From: Robby Findler (robby at eecs.northwestern.edu)
Date: Fri Feb 25 10:27:17 EST 2011

Sorry to but in, but I think I missed a step: if you cannot guarantee
the order of the panels, how does this kind of thing work?

Robby

On Fri, Feb 25, 2011 at 9:17 AM, Christophe Vandenberghe
<chvndb at gmail.com> wrote:
> Well, if panels can be transparent then I could use one main panel and add a canvas to draw the background and overlay it with the transparent panels (or use a message% with a bitmap label instead of the canvas if it is a fixed image). Then there is no need for the 'on-paint' for panels.
>
> -----Original Message-----
> From: Matthew Flatt [mailto:mflatt at cs.utah.edu]
> Sent: vrijdag 25 februari 2011 13:55
> To: Christophe Vandenberghe
> Cc: users at racket-lang.org
> Subject: RE: [racket] Graphical Toolkit change question
>
> Ok, but to be clear, you need both `on-paint' and transparency for
> panels, right? Transparent panels can group and hide controls, but you
> need `on-paint' to draw a background in the first place.
>
> It turns out that transparency more or less falls out of supporting
> `on-paint' for panels, so I'll work on both.
>
> At Fri, 25 Feb 2011 08:30:44 +0100, "Christophe Vandenberghe" wrote:
>> That is indeed my problem. I am using Win32 and panels take the same color as
>> their parent. That is why I could never make something like a background panel
>> with another panel on top that is the same size as the background and only
>> contains for example one button centered in the middle (a.k.a a menu). This
>> would make it easy to be able to hide that "menu" and show another one when the
>> button is clicked.
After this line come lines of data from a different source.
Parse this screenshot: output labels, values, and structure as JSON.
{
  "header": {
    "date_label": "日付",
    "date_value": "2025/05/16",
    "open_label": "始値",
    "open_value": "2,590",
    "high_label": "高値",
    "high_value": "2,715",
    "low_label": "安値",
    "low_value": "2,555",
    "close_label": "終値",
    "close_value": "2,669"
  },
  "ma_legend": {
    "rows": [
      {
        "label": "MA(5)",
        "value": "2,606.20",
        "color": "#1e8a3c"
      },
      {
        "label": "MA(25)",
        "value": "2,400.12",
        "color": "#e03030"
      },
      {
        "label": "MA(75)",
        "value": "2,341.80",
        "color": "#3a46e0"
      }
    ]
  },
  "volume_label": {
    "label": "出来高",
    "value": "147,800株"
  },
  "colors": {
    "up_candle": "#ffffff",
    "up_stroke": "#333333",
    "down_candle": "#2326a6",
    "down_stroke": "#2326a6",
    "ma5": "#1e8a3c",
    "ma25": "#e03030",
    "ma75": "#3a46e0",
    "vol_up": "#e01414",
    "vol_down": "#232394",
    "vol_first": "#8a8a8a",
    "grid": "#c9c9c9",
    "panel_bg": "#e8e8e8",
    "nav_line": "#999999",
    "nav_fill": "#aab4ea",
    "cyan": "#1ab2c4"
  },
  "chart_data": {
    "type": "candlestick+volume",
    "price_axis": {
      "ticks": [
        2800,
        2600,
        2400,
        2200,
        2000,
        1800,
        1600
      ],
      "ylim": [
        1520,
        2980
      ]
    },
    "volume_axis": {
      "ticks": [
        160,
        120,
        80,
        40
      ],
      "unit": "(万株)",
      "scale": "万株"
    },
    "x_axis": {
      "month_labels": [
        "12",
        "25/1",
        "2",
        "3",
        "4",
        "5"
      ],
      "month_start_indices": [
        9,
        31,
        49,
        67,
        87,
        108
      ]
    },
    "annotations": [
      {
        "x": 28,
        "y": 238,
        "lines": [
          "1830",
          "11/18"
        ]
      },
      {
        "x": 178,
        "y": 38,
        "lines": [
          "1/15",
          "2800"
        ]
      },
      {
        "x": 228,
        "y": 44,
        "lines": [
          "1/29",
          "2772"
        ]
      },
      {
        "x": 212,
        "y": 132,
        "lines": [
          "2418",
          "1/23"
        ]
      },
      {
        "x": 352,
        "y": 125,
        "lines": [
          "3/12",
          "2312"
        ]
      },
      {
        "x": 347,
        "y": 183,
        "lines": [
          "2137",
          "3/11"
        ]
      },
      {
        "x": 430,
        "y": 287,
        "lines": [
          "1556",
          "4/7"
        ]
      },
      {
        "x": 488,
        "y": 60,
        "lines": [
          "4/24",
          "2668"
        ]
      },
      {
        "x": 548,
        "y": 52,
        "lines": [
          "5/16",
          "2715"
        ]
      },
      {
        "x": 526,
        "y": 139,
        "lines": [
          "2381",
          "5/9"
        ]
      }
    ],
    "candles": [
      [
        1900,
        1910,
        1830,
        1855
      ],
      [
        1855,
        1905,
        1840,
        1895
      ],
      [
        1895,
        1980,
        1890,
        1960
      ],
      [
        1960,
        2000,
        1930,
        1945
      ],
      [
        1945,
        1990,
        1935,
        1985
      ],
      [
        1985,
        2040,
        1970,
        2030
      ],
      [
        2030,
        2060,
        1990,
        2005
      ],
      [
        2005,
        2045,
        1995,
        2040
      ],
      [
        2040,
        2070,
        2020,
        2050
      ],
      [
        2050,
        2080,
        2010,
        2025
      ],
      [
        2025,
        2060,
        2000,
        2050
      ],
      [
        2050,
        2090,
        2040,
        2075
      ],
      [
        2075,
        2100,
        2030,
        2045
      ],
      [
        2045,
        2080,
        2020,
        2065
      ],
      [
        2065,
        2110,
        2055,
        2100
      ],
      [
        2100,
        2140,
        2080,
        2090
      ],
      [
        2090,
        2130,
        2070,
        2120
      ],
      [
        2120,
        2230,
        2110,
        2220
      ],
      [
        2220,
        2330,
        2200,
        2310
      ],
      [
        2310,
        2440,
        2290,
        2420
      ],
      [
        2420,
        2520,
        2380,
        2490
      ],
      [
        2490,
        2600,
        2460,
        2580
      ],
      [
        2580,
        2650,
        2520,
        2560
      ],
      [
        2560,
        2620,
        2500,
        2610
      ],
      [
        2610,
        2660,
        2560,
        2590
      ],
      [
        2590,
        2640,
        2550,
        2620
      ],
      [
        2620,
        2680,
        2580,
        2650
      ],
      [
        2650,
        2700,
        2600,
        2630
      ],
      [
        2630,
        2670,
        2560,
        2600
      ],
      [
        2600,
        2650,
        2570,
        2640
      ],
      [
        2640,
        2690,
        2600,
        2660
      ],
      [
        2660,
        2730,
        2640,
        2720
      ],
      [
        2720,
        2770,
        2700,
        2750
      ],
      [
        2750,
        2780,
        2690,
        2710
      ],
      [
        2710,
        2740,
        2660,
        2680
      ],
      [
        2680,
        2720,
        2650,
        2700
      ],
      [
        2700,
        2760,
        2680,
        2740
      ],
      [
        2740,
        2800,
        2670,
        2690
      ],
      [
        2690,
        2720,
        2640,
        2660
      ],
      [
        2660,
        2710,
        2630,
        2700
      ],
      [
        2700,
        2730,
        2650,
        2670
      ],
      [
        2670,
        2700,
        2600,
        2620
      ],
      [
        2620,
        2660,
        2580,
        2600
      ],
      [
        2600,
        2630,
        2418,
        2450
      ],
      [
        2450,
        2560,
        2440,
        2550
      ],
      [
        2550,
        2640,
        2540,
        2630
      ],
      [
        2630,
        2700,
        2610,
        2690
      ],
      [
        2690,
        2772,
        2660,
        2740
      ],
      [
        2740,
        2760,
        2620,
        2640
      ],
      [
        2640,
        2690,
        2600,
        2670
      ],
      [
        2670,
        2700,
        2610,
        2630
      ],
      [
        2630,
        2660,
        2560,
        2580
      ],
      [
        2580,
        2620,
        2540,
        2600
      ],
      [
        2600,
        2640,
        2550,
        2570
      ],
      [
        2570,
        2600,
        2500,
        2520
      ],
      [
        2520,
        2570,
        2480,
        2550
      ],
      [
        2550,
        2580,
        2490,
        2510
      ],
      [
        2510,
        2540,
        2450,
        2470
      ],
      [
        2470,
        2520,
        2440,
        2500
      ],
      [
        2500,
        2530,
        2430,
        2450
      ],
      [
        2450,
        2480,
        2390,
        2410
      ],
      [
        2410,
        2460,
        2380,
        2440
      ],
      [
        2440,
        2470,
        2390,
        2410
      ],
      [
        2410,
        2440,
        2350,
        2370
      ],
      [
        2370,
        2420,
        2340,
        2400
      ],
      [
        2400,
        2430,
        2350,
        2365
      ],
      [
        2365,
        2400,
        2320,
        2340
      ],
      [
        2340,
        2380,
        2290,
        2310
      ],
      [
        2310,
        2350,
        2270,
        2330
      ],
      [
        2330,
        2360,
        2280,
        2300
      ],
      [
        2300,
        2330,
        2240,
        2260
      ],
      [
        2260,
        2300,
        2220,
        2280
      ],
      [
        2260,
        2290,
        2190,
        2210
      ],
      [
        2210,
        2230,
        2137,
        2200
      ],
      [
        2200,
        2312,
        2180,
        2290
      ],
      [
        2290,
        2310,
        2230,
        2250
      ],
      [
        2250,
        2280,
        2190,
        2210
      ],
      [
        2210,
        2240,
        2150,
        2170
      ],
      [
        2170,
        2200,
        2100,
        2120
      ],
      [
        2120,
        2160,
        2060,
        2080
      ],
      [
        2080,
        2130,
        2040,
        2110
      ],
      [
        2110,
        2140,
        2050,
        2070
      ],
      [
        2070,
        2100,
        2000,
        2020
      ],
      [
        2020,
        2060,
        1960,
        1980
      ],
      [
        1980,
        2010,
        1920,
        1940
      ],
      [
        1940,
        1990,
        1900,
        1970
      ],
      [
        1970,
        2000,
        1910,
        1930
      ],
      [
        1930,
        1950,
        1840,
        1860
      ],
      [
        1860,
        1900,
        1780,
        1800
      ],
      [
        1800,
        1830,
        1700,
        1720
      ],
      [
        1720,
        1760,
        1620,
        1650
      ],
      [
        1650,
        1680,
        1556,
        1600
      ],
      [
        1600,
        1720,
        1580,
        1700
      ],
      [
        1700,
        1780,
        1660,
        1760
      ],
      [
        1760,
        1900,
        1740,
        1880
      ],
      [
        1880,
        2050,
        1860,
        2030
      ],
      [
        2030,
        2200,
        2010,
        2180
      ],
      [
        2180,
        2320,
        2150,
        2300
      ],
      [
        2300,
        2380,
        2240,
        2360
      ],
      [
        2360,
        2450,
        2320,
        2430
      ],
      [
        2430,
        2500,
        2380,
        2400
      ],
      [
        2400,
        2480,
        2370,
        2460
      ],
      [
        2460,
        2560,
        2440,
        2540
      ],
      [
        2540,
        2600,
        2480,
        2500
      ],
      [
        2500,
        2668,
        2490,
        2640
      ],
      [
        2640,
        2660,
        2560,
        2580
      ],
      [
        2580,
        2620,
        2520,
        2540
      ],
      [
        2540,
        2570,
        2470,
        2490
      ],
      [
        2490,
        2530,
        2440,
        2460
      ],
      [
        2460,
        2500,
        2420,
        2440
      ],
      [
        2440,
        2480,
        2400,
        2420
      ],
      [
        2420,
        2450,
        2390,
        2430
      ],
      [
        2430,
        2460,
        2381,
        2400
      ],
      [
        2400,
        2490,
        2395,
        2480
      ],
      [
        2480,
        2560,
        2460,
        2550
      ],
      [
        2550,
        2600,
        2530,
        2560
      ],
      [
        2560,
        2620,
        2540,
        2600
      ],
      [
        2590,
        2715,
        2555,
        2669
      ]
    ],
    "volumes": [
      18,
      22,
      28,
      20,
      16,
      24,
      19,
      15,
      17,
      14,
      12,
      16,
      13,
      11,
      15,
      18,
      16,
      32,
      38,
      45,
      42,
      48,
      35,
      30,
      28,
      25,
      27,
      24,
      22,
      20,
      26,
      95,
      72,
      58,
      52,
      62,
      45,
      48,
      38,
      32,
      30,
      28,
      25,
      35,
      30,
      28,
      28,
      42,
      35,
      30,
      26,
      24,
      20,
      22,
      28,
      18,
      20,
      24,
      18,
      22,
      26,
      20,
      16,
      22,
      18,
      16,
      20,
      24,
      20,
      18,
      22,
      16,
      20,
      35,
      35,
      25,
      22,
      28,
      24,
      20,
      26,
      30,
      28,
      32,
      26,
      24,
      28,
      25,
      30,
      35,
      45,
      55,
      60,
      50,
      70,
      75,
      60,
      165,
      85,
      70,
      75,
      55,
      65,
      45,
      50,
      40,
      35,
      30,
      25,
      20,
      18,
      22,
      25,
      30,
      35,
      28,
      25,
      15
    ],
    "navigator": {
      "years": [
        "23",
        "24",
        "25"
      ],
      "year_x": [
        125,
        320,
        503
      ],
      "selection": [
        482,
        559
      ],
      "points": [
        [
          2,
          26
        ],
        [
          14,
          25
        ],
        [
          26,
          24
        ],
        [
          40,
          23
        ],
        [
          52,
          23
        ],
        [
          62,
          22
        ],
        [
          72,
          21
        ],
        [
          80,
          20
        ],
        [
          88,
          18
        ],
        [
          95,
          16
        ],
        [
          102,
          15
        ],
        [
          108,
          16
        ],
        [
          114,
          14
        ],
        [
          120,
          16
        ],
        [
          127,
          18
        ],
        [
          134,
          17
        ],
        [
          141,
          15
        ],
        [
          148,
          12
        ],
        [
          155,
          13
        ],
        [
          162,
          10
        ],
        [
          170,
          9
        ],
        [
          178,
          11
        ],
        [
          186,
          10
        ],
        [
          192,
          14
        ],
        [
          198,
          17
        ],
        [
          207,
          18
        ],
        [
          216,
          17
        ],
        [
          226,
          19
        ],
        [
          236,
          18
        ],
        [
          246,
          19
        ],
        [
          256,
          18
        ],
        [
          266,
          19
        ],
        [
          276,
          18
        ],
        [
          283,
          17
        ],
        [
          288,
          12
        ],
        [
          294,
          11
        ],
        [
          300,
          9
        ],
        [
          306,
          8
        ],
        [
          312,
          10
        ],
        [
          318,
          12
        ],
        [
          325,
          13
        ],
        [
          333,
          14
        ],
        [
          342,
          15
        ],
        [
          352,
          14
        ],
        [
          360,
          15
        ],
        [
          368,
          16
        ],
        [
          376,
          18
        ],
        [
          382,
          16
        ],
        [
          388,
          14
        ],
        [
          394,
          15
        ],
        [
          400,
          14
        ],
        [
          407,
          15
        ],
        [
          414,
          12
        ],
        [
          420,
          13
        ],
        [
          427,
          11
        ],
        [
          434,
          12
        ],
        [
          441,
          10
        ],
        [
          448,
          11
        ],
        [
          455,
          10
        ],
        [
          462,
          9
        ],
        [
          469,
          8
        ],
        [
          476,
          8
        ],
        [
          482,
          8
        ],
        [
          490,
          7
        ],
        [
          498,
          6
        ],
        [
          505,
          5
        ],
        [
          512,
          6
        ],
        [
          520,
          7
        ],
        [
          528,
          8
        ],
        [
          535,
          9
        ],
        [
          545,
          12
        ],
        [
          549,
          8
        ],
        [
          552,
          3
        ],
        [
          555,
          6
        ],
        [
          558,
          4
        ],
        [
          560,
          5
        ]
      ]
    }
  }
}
But since the panels take the same color as their parent (in
>> this case the frame), the overlaying panel hides the background panel.
>>
>> The only workaround I have found is to use a container panel for each of these
>> "menus" that on their own contain the background and then a pane (as panes do
>> show transparent, but cannot be removed unless it's parent is removed)
>> containing the menu. That way I can always show and hide the container panel
>> and create a navigation between menus. The huge problem with this approach is
>> that the background has to be loaded and inserted for each of the menus
>> separately instead of just once in the main frame.
>>
>> -----Original Message-----
>> From: Matthew Flatt [mailto:mflatt at cs.utah.edu]
>> Sent: donderdag 24 februari 2011 15:11
>> To: Christophe Vandenberghe
>> Cc: users at racket-lang.org
>> Subject: RE: [racket] Graphical Toolkit change question
>>
>> At Thu, 24 Feb 2011 09:30:26 +0100, "Christophe Vandenberghe" wrote:
>> > But then again like I said before. It would be easier to have
>> > transparency for panels, as it would resolve the need for panes
>> > inserted in panels to be able to hide or delete them when needed.
>> > That would also solve the background problem. Would that be easy to
>> > achieve with the new implementation?
>>
>> I'm not clear on the sense in which panels are currently opaque.
>>
>> Since siblings are not supposed to overlap, the only kind of window
>> that can be behind a panel is another panel or eventually a frame.
>> I'm relatively clear on what happens with Win32 and Cocoa:
>>
>>  * Under Win32 (the way `racket/gui' currently uses it), all panels and
>>    frames are the same color, so you can't really tell whether panels
>>    are transparent (i.e., transparent and solid is all the same).
>>
>>  * Under Cocoa, all panels are transparent, allowing a frame's texture
>>    (if any) to show through.
>>
>> Is there a Gtk theme where frame content and/or panels can be textured
>> (as opposed to being all the same color), so that you can tell the
>> difference between an opaque panel and a transparent one? Or are you
>> talking about something else completely?